Ram, Sita, Laxman and Hanuman
Ramanavami celebrates the birth of Rama or Ramachandra. On the ninth day of the first fortnight of Chaitra the birth of Rama is commemorated. The story of Rama was first written by Vaalmeeki in about the 4th century B.C. Rama is supposed to have lived during the 8th or 7th century B.C. The epic known as the Ramayana. In some parts of India, it is a nine-day festival, coinciding with the Vasanta Navratri.
The public worship starts with morning ablutions, chanting Vedic mantras dedicated to Vishnu, and offering flowers and fruit to the god. People keep a fast throughout the day, breaking it only at midnight with fruit.

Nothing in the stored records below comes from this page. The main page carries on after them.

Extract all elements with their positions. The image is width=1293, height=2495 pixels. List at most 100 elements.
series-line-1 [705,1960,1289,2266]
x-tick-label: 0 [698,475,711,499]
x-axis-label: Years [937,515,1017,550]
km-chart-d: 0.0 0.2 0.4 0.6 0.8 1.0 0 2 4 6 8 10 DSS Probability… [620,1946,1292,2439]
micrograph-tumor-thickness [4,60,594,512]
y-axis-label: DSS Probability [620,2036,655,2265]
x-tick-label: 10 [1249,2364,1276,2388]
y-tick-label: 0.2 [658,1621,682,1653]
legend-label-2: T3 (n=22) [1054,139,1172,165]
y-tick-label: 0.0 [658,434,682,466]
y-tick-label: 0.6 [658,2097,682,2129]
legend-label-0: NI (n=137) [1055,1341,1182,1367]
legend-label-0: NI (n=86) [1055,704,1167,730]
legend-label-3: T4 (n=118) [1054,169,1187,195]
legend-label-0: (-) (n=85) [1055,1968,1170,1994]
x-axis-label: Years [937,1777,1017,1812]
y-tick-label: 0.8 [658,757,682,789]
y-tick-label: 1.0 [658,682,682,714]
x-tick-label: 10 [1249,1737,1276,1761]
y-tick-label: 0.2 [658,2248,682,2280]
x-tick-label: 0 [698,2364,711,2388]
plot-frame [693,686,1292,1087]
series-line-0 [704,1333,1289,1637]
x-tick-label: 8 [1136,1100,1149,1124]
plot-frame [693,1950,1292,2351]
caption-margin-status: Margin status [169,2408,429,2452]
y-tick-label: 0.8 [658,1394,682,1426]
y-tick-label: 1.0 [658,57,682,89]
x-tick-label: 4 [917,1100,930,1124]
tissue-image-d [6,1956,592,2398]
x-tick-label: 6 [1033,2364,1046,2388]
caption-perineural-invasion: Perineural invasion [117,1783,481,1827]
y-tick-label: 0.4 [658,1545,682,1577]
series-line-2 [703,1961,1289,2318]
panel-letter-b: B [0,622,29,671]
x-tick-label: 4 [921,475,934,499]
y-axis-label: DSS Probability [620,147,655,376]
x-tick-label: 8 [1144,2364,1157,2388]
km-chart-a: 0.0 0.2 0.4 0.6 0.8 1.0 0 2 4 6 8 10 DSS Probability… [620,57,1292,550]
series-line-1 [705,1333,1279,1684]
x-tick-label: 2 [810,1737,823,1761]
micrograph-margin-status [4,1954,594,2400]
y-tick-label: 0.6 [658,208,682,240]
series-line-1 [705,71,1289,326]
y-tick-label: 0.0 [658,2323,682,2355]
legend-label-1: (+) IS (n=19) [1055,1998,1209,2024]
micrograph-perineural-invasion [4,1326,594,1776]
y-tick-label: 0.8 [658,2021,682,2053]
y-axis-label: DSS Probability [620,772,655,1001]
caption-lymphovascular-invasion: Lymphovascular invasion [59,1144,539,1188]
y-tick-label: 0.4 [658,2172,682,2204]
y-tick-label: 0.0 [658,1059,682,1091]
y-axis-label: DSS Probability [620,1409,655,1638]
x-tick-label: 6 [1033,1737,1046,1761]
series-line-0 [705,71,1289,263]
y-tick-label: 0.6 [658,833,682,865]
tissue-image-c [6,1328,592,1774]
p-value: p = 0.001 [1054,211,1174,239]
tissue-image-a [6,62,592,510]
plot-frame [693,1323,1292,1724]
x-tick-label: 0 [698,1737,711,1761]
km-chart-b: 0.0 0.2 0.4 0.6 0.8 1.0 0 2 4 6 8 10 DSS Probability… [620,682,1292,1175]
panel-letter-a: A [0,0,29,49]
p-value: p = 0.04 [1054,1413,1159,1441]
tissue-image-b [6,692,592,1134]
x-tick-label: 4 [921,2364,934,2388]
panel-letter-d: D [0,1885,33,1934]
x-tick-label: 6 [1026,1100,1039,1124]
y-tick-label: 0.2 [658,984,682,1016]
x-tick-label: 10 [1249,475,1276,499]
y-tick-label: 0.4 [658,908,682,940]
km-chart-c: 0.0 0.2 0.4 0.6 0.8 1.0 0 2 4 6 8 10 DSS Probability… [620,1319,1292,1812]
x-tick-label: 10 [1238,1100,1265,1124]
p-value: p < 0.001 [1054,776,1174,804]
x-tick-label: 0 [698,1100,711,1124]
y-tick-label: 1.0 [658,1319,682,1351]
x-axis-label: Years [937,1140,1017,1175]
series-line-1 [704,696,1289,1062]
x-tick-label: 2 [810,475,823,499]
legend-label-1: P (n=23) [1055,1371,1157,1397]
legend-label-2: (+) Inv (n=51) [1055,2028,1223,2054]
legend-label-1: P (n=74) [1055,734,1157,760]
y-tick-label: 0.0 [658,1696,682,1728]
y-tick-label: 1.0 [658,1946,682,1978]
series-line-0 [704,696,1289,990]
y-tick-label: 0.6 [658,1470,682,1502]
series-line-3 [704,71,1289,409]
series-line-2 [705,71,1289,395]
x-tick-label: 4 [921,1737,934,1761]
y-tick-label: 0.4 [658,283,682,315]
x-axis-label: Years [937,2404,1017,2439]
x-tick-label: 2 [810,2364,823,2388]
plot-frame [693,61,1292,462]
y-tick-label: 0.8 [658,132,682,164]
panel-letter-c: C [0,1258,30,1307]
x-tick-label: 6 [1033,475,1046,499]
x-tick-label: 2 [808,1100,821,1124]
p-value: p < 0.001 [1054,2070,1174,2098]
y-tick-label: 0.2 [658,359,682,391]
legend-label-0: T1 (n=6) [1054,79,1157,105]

In some parts of India, especially Bihar and Uttar Pradesh, public gatherings called satsangs are organised to commemorate the birth of Rama. Excerpts from the Ramacharitamanas, extolling the glory of Rama, are recited. People of all castes and creeds participate in these gatherings to listen to the stories and their explanations offered by the learned.
The country of Kosal was situated on the banks of the river Sharayu. Ayodhya was the capital founded by the king rishi Manu. During the reign of king Dasarath, Ayodhya reached a period of great prosperity. But Dasarath faced a big problem: he had no children. Therefore he decided to perform a sacrifice known as “ashvamedh”, or horse-sacrifice. Elaborate and difficult rituals had to be observed. A very holy man, rishi Rishyashring, was chosen to conduct the sacrifice with the utmost accuracy. The performance of this sacrifice was a great event in Ayodhya. At the end Rishyashring recited a mantra and made an offering to the fire. Then the gods, gandharvas, siddhas, and rishis present arid began to pray to Brahma.
At that time Ravan, king of Lanka, was terrorizing the people, and all were longing for liberation from his menace. Ravan had acquired great power because he had obtained from god Brahma the boon that he would never die at the hands of gods, or gandharvas, or yakshas (demigods) or demons. As he was not afraid of men he did not care to include men in the list of his potential slayers. So Brahmadev declared that Ravan would die at the hands of a man. Then the gods went to Vishnu with the request, “Dasarath is a glorious king. Please, take birth in the wombs of his three queens in four different degrees of your divinity.”
When Dasarath’s sacrifice came to an end a shining figure appeared over the sacrificial kund, and offered the king a divine beverage called “payasam” to be given to his queens Kausalya, Kaikayi, and Sumitra. In due time Kausalya gave birth to Rama, Kaikayi to Bharat and Sumitra to Laxman and Shatrugna. Rama was born at noon of the bright ninth day of Chaitra. He was believed to be the embodiment of half degree of Vishnu’s divinity, (ardha ounsh).